The manufacturing sector is one of the economy’s most fundamental drivers, as evidenced by the instrumental role it has played in generating economic growth throughout the nation’s history. Manufacturing is once again proving vital as it’s been a significant factor in America’s recovery from the Great Recession. In recent years, the federal government and private sector have introduced initiatives that seek to propel growth in American manufacturing, while also encouraging innovation in the sector. So, how successful have these policy efforts been? What does the future hold for American manufacturing? And how can U.S. institutions build on the momentum of a promising American manufacturing renaissance?
On July 10, Governance Studies at Brookings hosted a half-day conference focused on manufacturing and which policy ideas and reforms could best benefit workforce productivity and innovation in the sector.
Executives from Alcoa Inc. and Pfizer Inc. examined innovations that have occurred in their business, and discussed the challenges they face in maintaining a commitment to high quality products in a competitive industry that emphasizes volume and efficiency. They also addressed America’s cultural emphasis on the importance of postsecondary education, noting that many manufacturing jobs do not require even a four-year degree.

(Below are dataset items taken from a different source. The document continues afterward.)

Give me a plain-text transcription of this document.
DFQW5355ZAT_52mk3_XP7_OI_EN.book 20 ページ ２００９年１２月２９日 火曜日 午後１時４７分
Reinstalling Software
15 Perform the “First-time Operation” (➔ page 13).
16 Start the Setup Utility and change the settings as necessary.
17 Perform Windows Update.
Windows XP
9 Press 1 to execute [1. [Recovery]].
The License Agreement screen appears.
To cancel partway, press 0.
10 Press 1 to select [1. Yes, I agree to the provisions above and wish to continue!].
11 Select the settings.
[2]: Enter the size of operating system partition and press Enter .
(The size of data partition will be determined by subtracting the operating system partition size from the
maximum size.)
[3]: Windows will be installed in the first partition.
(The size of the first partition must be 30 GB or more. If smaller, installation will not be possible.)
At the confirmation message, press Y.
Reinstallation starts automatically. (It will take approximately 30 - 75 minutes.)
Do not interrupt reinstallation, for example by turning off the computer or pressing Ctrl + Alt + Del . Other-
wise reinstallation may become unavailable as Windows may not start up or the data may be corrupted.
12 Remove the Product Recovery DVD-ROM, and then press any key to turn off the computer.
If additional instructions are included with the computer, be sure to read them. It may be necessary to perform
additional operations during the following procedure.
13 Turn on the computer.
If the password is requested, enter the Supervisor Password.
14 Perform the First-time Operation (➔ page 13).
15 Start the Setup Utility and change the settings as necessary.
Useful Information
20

Representatives of the Congressional Research Service and IDA Science & Technology Policy Institute discussed the difficulties facing the manufacturing workforce as plant labor becomes increasingly automated.
In the third panel, John White of Taco Inc., the Honorable David Cicilline (D-R.I.) and Governance Studies Fellow Elisabeth Jacobs discussed the phenomenon of workplace education and the role the federal government can play in training the workforce to innovate and improve productivity in the manufacturing sector.